Had you done any travelling before you went or was this your first experience?
It was my first trip on my own. I had done travelling up in Canada and Mexico, and my family and I went to Vietnam in 2009 and 2010. My aunt had lived there for two years, so we went and visited her for a while.
Did you do any day trips?
We did Cape Coast the first weekend and then we did Wli falls, which was kind of crazy because it was right after the eleven other volunteers had come in. They wanted to do it and I was like “yes!” I love to hike, I love all that kind of stuff, but Jordyn didn’t want to go. She stayed with people that didn’t want to go at the house, and I took myself and nine others to the falls. I somehow took the ropes and figured out how to get there. The other girls had just gotten there and didn’t know anything yet, so it was kind of crazy and scary, but then great at the same time. It was something new and kind of scary, which made it kind of cool. We also went down to Sunflower, and then we went to the mall, especially when Jordyn was sick so I could get her food that she was used to. But that was most of the travel that we did.

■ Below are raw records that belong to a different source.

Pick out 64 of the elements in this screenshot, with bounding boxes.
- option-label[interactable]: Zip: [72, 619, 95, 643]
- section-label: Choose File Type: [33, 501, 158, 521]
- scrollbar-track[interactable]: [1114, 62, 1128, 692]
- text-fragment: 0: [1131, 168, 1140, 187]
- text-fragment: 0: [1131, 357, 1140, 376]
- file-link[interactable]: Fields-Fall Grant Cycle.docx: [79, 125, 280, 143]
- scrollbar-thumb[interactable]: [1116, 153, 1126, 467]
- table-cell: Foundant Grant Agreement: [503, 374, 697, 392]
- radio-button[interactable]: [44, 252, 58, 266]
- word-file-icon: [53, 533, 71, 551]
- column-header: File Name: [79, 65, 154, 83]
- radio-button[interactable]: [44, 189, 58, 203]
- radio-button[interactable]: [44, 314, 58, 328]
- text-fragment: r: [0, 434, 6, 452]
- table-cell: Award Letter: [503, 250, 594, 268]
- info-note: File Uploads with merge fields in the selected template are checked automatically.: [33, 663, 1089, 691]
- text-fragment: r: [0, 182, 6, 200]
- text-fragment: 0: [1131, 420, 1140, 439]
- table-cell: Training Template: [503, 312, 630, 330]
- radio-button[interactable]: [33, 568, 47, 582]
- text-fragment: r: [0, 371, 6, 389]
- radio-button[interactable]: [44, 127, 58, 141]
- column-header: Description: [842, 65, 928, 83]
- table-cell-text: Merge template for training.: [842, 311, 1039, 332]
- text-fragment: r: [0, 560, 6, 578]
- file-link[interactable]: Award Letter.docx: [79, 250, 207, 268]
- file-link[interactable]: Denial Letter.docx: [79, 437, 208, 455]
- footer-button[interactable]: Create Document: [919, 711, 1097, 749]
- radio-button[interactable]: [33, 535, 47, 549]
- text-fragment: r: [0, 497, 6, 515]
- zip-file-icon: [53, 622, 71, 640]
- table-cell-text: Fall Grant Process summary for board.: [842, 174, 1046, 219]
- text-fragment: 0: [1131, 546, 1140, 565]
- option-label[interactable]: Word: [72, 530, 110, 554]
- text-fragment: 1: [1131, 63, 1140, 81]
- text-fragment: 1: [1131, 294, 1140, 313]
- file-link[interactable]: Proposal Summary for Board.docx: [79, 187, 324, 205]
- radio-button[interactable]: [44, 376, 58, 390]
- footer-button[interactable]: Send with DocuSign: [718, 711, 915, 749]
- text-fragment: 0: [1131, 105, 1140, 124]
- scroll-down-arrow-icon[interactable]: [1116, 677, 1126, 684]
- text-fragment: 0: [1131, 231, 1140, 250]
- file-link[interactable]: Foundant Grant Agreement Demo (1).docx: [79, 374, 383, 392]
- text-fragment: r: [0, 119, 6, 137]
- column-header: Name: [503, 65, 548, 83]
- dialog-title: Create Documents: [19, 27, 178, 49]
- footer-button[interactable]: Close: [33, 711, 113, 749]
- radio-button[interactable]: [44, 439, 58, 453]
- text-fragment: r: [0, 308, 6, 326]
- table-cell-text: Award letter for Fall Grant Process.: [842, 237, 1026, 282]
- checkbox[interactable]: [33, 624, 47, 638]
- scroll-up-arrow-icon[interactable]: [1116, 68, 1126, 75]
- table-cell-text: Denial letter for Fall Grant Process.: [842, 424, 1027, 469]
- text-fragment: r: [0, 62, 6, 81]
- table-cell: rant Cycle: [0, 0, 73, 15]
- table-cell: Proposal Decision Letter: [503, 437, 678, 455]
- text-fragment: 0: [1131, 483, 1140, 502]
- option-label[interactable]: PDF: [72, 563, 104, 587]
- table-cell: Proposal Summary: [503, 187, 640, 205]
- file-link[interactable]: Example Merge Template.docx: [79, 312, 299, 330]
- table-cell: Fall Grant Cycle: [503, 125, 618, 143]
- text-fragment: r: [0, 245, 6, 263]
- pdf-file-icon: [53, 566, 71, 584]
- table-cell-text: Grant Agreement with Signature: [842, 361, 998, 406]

How did you cope with the experience of actually being in Africa?
Water. I made sure I was very hydrated all the time. But to cope with things, with just living in a different place for a while, I definitely had to make sure that I had time just to myself after lunch. I used this just to kind of reflect and just do me for a little so that I could give to the kids more, because otherwise I’d just be totally wound down. But for food and housing and that kind of thing, everything was good! I didn’t have to worry about any of that, or safety, or anything like that.
What would be your advice to people who are looking into going into Ghana? Why should they choose Ghana over somewhere else?
It’s beautiful! I’ve never seen so much joy in a group of people. It’s strictly joy, and it’s not because of anything manmade or physical, it’s literally just who they are. You look at these faces and you look at these people and you’re just like “I want that! Whatever you have, I want that joy.” I want to go everywhere in the world, I want to travel everywhere and do everything. And I never really thought that I would go back, I thought I would just do it and move along. But I definitely, at some point in my life, want to go back. And it was for the people, it was definitely for the people.